Die aktuellen Zahlen zur Corona-Pandemie böten Anlass zur Hoffnung, aber nicht für „Lockerungsübungen“, sagte SPD-Fraktionschef Thomas Kutschaty. Die Lage sei nach wie vor ernst. Nur „absperren und warten“ sei keine Option. Es brauche u. a. wirksame Strategien im Umgang mit Virus-Mutationen. Nötig seien zudem ein Stufenplan für die Zeit nach dem 15. Februar 2021 sowie ein Pandemiegesetz mit Beteiligungsrechten des Parlaments. 

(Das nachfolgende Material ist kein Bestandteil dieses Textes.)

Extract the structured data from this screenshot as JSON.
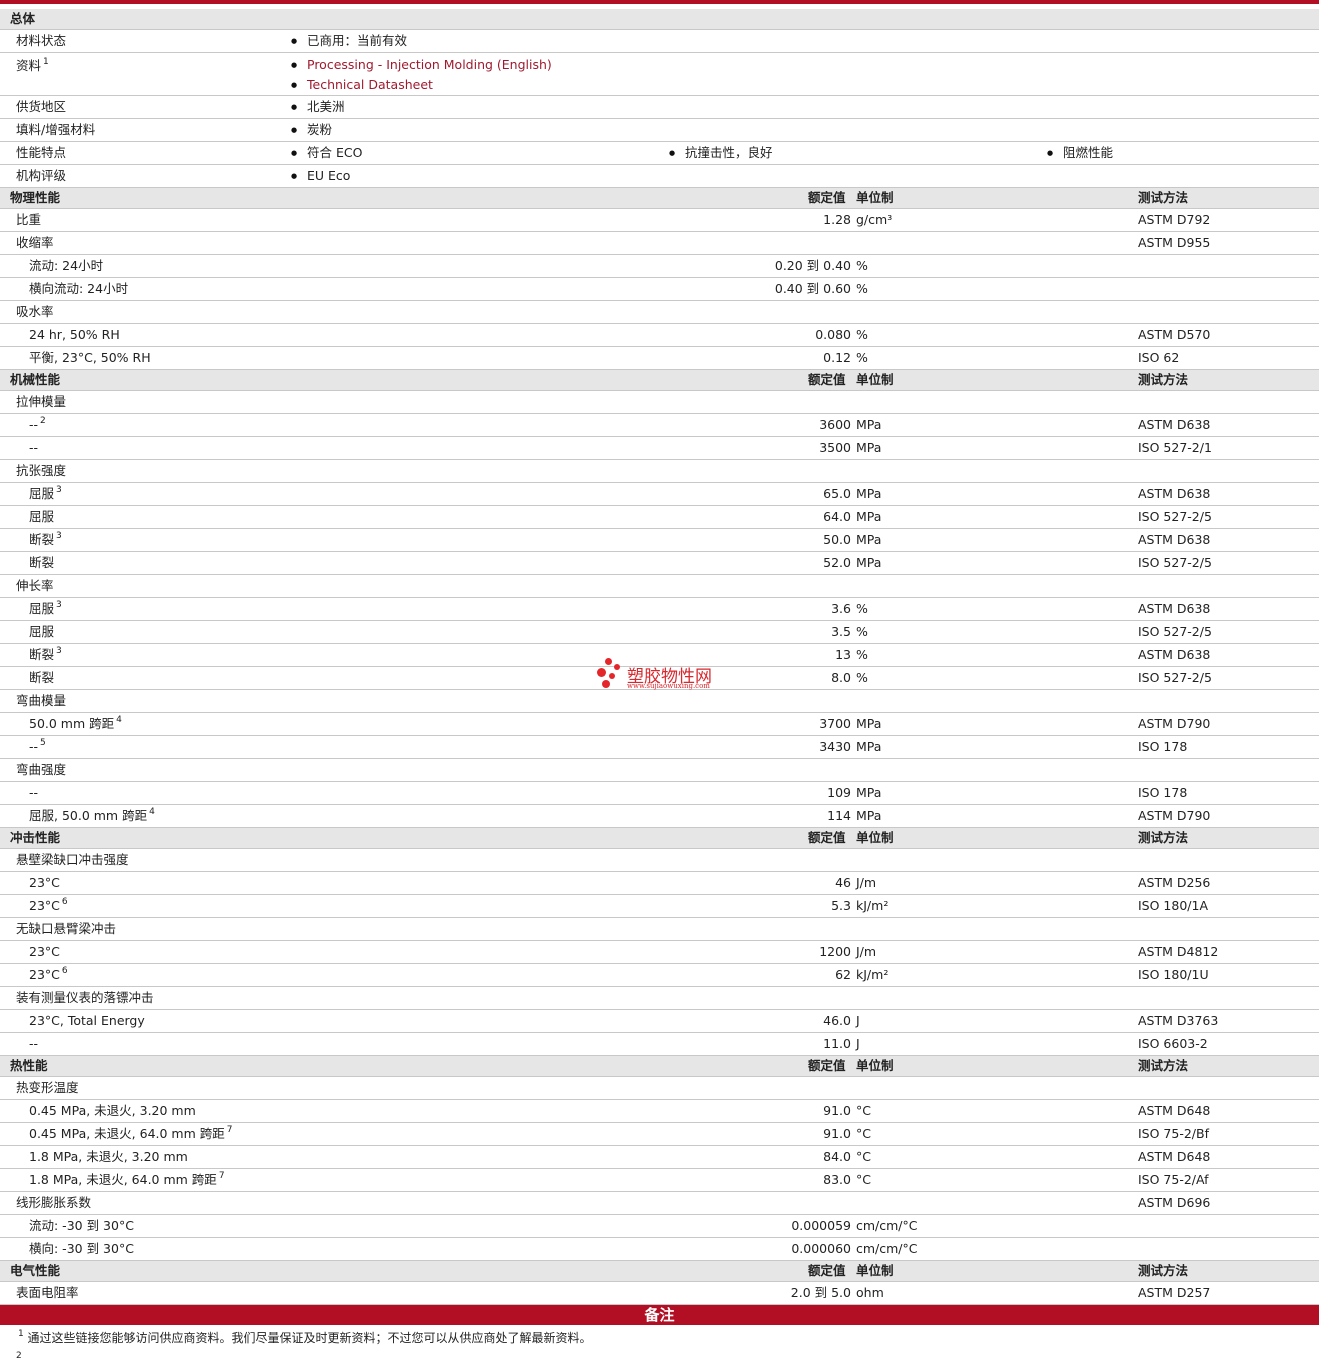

Zentral sei die Frage, wie es nach dem 15. Februar weitergehe, sagte Grünen-Fraktionschefin Josefine Paul. Die Lage sei angesichts der Virusmutationen weiterhin ernst. Zu frühe Öffnungen könnten zu einem erneuten Anstieg der Infiziertenzahlen führen. Gleichzeitig mache sich eine „Pandemiemüdigkeit“ breit. Die Landesregierung lasse eine klare Linie vermissen und versäume es, einen klaren Handlungsplan aufzustellen. 

Die Ende November/Anfang Dezember getroffenen Maßnahmen hätten nicht ausgereicht, um die hohen Infektionszahlen wirksam zu verringern, sagte CDU-Fraktionschef Bodo Löttgen. Erst der „harte Lockdown vom 12. Dezember“ habe zu sinkenden Zahlen geführt. Der Preis, den die Menschen dafür zahlten, sei hoch. Erforderlich bei der Pandemiebekämpfung sei eine „flexible Strategie“, kein „starres Korsett“, sagte Löttgen.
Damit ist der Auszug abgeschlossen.